The Future: Redux’s Lasting Influence
Redux may no longer be the shiny new tool everyone is rushing to adopt, but its design continues to echo across the frontend ecosystem. The core ideas of a single source of truth, pure state transitions, and unidirectional data flow have shaped how newer libraries think about state. Tools like Zustand (although more ergonomic but less deterministic) and Jotai look much leaner on the surface, but if you dig deeper you’ll see Redux’s fingerprints: plain actions, predictable updates, and a focus on transparency.
The Case for Redux
When you zoom out, four pillars define why Redux has stuck around: predictability (state is just data and reducers are pure), observability/debuggability (thanks to time-travel and action logging), scalability (a single store and enforced patterns help teams grow without chaos), and architectural clarity (actions, reducers, and components each have one job).
It isn’t a question of old versus new.
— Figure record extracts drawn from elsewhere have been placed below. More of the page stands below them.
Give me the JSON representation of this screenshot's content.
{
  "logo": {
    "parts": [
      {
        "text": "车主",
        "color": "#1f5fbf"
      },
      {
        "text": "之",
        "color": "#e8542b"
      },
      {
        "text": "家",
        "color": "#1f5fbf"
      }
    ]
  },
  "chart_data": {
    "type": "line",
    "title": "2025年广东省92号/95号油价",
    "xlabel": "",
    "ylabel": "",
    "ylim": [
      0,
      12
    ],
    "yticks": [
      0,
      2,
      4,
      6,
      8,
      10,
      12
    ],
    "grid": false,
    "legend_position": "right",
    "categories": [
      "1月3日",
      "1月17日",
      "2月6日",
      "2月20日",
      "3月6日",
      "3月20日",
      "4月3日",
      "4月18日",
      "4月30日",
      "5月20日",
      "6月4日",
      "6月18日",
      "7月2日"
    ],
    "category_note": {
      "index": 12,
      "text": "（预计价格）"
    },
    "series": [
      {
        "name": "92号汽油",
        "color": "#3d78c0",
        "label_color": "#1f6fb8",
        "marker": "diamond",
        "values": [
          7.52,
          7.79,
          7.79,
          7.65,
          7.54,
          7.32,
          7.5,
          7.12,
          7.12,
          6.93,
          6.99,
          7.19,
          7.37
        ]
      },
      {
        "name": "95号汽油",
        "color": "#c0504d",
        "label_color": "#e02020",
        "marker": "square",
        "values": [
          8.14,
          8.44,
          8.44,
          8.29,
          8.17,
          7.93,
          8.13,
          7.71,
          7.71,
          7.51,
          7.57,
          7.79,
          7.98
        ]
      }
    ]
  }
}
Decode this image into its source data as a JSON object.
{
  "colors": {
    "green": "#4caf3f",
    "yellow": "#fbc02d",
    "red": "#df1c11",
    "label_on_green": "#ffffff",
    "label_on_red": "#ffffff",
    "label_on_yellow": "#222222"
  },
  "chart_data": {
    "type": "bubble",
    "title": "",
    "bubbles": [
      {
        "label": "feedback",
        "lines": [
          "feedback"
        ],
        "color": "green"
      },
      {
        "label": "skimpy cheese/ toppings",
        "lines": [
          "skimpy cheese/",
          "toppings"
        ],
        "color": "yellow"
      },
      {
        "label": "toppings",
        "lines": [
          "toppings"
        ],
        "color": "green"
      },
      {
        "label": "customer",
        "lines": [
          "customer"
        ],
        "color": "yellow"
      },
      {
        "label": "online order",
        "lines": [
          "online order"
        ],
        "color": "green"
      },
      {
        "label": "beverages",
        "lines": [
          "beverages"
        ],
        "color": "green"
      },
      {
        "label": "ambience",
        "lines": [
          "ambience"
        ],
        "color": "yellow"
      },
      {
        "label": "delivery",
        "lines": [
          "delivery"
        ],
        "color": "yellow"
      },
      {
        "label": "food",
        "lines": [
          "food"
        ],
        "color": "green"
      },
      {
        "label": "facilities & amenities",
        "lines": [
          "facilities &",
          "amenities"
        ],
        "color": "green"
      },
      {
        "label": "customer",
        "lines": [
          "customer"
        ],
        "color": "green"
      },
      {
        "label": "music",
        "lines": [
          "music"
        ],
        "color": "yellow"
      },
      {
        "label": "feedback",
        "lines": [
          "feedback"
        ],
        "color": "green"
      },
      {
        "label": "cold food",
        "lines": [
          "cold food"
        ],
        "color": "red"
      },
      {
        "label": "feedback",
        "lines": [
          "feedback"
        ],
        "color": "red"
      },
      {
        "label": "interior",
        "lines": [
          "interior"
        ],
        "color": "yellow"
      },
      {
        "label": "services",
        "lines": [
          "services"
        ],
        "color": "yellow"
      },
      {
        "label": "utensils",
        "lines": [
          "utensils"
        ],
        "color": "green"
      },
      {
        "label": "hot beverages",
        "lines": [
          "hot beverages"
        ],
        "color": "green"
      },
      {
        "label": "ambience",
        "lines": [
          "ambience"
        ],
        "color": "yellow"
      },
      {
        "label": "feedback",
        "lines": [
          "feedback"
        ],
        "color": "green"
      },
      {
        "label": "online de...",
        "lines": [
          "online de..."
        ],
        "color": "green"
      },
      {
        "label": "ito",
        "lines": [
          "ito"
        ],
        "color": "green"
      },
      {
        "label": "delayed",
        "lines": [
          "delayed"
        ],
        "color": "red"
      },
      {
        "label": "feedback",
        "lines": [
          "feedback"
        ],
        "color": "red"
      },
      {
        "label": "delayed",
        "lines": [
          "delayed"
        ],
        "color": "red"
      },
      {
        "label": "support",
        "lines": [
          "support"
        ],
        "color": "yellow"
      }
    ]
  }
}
Frameworks and compilers evolve, and lighter state libraries come and go. For example, using something like Zustand or Pinia, or React’s built-in Context + hooks in smaller projects, might be simpler. What endures are the principles that Redux put on the map: unidirectional data flow, strict separation of concerns, and the guarantee that state transitions are traceable.
Final thought
In a world of fleeting trends, React and Redux’s principles are timeless. Whether you’re building a small app or a massive platform, unidirectional data flow gives you the confidence to scale without fear.
Do you still use Redux in your projects? Why or why not?